Jerry Smith's CIS 625 Web Design Journal

Resources for Making Your Website Work For You

Welcome

This site provides abstracts of articles as well as links to various web design resources that will aid IT managers in making web design decisions. The motivation for creating this site comes from a requirement for a graduate class taken at Morehead State University entitled Web Information Systems and Internet Technologies. Each week, newly abstracted articles will appear on this homepage. Previously abstracted articles can be found in the Abstract Archive.
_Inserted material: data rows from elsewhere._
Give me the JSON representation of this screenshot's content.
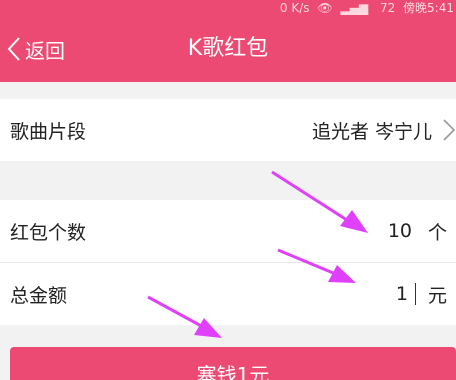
{
  "status_bar": {
    "network_speed": "0 K/s",
    "battery": "72",
    "time": "傍晚5:41"
  },
  "nav": {
    "back_label": "返回",
    "title": "K歌红包"
  },
  "song_row": {
    "label": "歌曲片段",
    "value": "追光者 岑宁儿"
  },
  "count_row": {
    "label": "红包个数",
    "value": "10",
    "unit": "个"
  },
  "amount_row": {
    "label": "总金额",
    "value": "1",
    "unit": "元"
  },
  "submit": {
    "label": "塞钱1元"
  },
  "colors": {
    "accent": "#ec4a72",
    "annotation_arrow": "#e040fb"
  }
}
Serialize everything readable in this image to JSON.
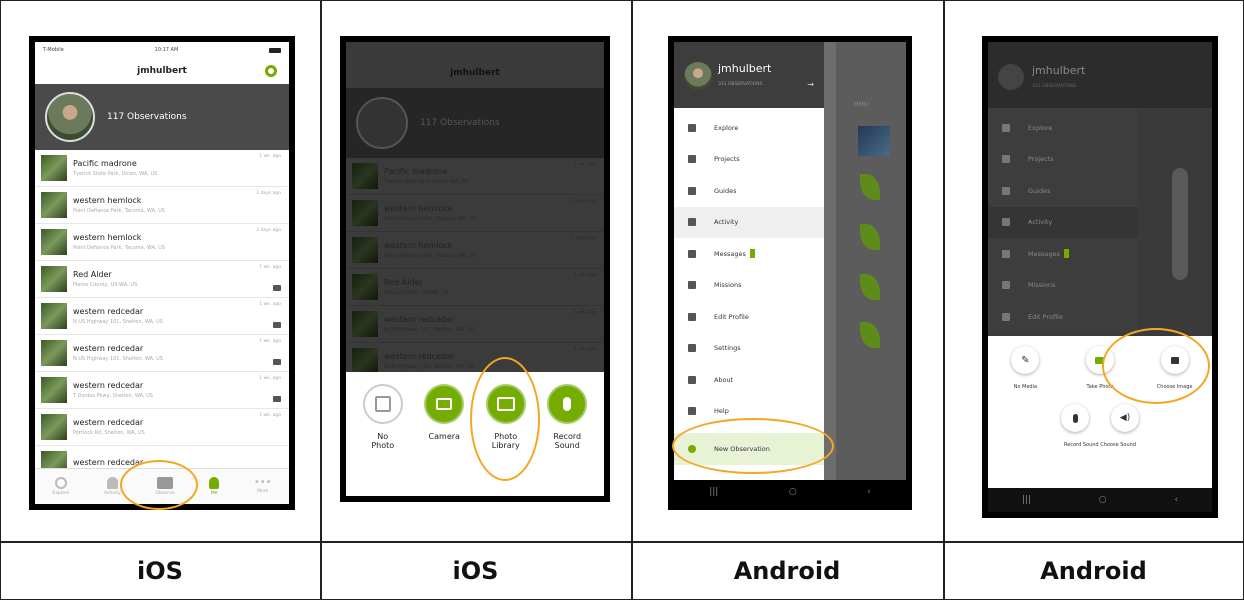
{
  "captions": [
    "iOS",
    "iOS",
    "Android",
    "Android"
  ],
  "accent_color": "#74ac00",
  "highlight_color": "#f5a623",
  "ios_profile": {
    "carrier": "T-Mobile",
    "time": "10:17 AM",
    "username": "jmhulbert",
    "observations_label": "117 Observations",
    "items": [
      {
        "name": "Pacific madrone",
        "place": "Tverick State Park, Union, WA, US",
        "time": "1 wk. ago",
        "comment": false
      },
      {
        "name": "western hemlock",
        "place": "Point Defiance Park, Tacoma, WA, US",
        "time": "2 days ago",
        "comment": false
      },
      {
        "name": "western hemlock",
        "place": "Point Defiance Park, Tacoma, WA, US",
        "time": "2 days ago",
        "comment": false
      },
      {
        "name": "Red Alder",
        "place": "Pierce County, US-WA, US",
        "time": "1 wk. ago",
        "comment": true
      },
      {
        "name": "western redcedar",
        "place": "N US Highway 101, Shelton, WA, US",
        "time": "1 wk. ago",
        "comment": true
      },
      {
        "name": "western redcedar",
        "place": "N US Highway 101, Shelton, WA, US",
        "time": "1 wk. ago",
        "comment": true
      },
      {
        "name": "western redcedar",
        "place": "T Dsrdes Pkwy, Shelton, WA, US",
        "time": "1 wk. ago",
        "comment": true
      },
      {
        "name": "western redcedar",
        "place": "Portlock Rd, Shelton, WA, US",
        "time": "1 wk. ago",
        "comment": false
      },
      {
        "name": "western redcedar",
        "place": "",
        "time": "",
        "comment": false
      }
    ],
    "tabs": [
      "Explore",
      "Activity",
      "Observe",
      "Me",
      "More"
    ]
  },
  "ios_sheet": {
    "options": [
      "No Photo",
      "Camera",
      "Photo Library",
      "Record Sound"
    ]
  },
  "android_drawer": {
    "username": "jmhulbert",
    "observations_label": "331 OBSERVATIONS",
    "menu_label": "MENU",
    "items": [
      "Explore",
      "Projects",
      "Guides",
      "Activity",
      "Messages",
      "Missions",
      "Edit Profile",
      "Settings",
      "About",
      "Help",
      "New Observation"
    ]
  },
  "android_sheet": {
    "username": "jmhulbert",
    "observations_label": "331 OBSERVATIONS",
    "options_row1": [
      "No Media",
      "Take Photo",
      "Choose Image"
    ],
    "options_row2_label": "Record Sound  Choose Sound"
  }
}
As part of the learning process, the site has been created with Microsoft Expression Web 2.0.

Most Recent Abstracted Articles
Week 6: April 13, 2009 through April 19, 2009

Password Attack Discussion & Benchmarks

Alan Amesbury16 of the University of Minnesota's Office of Information Technology provides an excellent write-up regarding passwords and how both the number of possible characters, the length of the password, and the hashing algorithm can really effect how long it takes to crack a password:

  • The easiest thing to do in order to make a password encoded with any algorithm harder to crack is increase the number of possible characters used in the password. To illustrate this, Amesbury assumes a standard length of 7 characters, but instead makes the password case sensitive, meaning that one password has 26 possible characters while the other has 52. The resulting difference is about 4 orders of magnitude more combinations!
  • The best password policy involves all letters (case-sensitive), all digits, all symbols (i.e. shift+digits), and a space. This provides 69 total characters. A password with 7 characters and 69 possible characters provides over 7 trillion combinations.
  • Increasing the size of the password by just one character (all other things constant from above) increases the combinations to over 513 trillion.
  • A good hashing algorithm is purposefully CPU intensive, such that hashing a password 1 time is no big deal but trying to hash a bunch (as in a brute force attack) is too slow to be practical.
  • Using a 3.2Ghz Xenon, Amesbury found that it would take 95 years to brute force through all possible passwords hashed with Microsoft's NTLM given a variable character length between 1-8 characters with 69 possible characters. FreeBSDs MD5 hash given the same parameters would take more than 11,000 years!
  • Given the data he presents, Amesbury suggests that passwords be variable length of at least 6 characters, contain mixed case letters, and at least a symbol, and no part of the password should be anything found in a dictionary. Dictionary attacks on even FreeBSDs hash can succeed in under 15 days.

Biggest Mistakes in Web Design 1995-2015

Everyone's favorite cranky web design consultant Vincent Flanders17  has compiled a list of the most common things that bad webmasters do. His best suggestions are:

  • Your site is only important to potential surfers if it does something useful for them.
  • If visitors to your site can't figure out the purpose of your site within four seconds, the site is not doing its job.
  • Design should not get in the way of the purpose of the site. Even if it is pretty, if a design keeps visitors from what they came to the site for, scrap it.
  • Don't put too much stuff on one page, and certainly don't put too much different types of stuff on a page.
  • Don't think your visitors are going to care too much about web standards. While adhering to standards is good, your visitors only stick around if the site is useful to them.
  • Be careful with the use of images, Flash, and Javascript. Only use these elements if they add actual benefits to users.
  • There is nothing wrong with making your site look and behave like other successful sites.  Being totally different with navigation or design such that your site looks nothing like any other site will probably confuse many of your visitors.

Practical Tips for Government Web Sites (And Everyone Else!) To Improve Their Findability in Search

Vanessa Fox18 at O'Reilly Radar believes that government websites will only be useful if their contents can be easily found with search engines. She says these recommendations are vital for government sites, but also important for non-government sites too:

  • Sites should create well-formed XML sitemaps.  If the site is structured well enough so that a sitemap can be created to explain its contents, the its contents are most likely logically organized.
  • While the sitemaps do not have total control over what search engines do, they help steer the search engine toward what is most important.
  • Make sure any public content is accessible without requiring registration or specific user input. Search engines (and oftentimes users) will abandon their quest for information if some sort of input gets in their way.
  • If file names and locations change, make sure to serve up a 301 Resource Permanently Moved redirection.
  • Make sure to include ALT text with images.
  • Make page titles unique and ensure they are titled such that the title actually describes the page.
  • Make sure pages are functional and informational even if Javascript and images are turned off. This helps search engines (as well as users) see important information even if these features are turned off or unavailable.